Regulators cleared the TROP2‑targeting antibody‑drug conjugate after Phase III data showed a meaningful survival benefit versus chemotherapy, creating a new first‑line choice for patients who cannot receive PD‑1/PD‑L1 therapy.

Overview

  • The FDA approved Datroway (datopotamab deruxtecan) on May 22, 2026, for first‑line treatment of unresectable or metastatic triple‑negative breast cancer in patients who are not candidates for PD‑1/PD‑L1 immunotherapy.
  • Approval was based on the Phase III TROPION‑Breast02 trial, in which Datroway improved median overall survival by five months and cut the risk of progression or death by 43% compared with investigator‑choice chemotherapy.
  • TROPION‑Breast02 also reported higher tumor shrinkage and disease control with Datroway, with an objective response rate of 64% versus 30% for chemotherapy and median progression‑free survival roughly 10.8 months versus 5.6 months.

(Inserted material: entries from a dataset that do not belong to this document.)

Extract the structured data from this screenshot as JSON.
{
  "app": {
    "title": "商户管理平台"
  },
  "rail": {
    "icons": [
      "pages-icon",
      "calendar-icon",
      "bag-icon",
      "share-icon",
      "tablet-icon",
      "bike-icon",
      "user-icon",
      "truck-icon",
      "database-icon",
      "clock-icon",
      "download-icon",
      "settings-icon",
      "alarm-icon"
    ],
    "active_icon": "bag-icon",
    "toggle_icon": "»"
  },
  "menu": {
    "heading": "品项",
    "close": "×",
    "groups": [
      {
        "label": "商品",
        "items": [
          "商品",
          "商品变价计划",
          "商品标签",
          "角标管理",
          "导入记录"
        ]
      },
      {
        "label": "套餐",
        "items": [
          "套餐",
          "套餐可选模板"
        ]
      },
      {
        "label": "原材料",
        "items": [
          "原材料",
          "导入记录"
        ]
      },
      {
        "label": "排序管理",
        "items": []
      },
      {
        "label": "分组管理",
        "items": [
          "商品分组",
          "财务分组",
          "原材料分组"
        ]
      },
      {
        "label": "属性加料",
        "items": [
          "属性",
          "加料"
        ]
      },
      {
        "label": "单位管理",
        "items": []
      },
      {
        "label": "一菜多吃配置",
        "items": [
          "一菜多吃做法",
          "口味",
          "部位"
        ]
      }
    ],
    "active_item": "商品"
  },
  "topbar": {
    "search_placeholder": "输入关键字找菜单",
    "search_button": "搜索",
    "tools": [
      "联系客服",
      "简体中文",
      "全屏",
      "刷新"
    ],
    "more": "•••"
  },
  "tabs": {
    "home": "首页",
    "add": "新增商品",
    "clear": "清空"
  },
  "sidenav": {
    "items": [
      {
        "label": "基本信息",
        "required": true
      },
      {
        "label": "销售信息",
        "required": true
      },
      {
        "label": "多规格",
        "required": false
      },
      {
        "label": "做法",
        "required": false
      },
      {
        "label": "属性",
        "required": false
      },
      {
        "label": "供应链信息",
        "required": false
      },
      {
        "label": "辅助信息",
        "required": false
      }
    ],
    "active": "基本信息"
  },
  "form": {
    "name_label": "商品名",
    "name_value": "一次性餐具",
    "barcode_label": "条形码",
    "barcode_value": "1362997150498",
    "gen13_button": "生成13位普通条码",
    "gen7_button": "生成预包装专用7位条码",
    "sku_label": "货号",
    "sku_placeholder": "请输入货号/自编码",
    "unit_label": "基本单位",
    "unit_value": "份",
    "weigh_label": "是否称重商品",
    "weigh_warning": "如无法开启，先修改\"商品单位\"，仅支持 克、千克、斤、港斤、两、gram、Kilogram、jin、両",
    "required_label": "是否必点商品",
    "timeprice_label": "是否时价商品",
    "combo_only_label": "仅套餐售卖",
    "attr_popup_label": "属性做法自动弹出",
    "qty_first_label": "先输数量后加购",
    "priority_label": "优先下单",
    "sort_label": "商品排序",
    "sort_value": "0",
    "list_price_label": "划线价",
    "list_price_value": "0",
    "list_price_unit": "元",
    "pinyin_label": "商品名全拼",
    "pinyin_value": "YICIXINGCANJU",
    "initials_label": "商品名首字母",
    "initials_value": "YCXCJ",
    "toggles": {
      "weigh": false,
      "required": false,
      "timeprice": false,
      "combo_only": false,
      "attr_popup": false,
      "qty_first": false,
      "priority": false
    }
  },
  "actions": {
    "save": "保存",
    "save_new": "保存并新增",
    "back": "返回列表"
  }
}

  • Safety data showed common side effects such as stomatitis, nausea, alopecia and low blood counts, serious adverse reactions in 17% of patients and one treatment‑related death from interstitial lung disease or pneumonitis in the trial.
  • Datroway is already on the U.S. market for other tumor types and companies have filed for expanded approvals in multiple countries, a move that could broaden access and further establish antibody‑drug conjugates as a treatment class in solid tumors.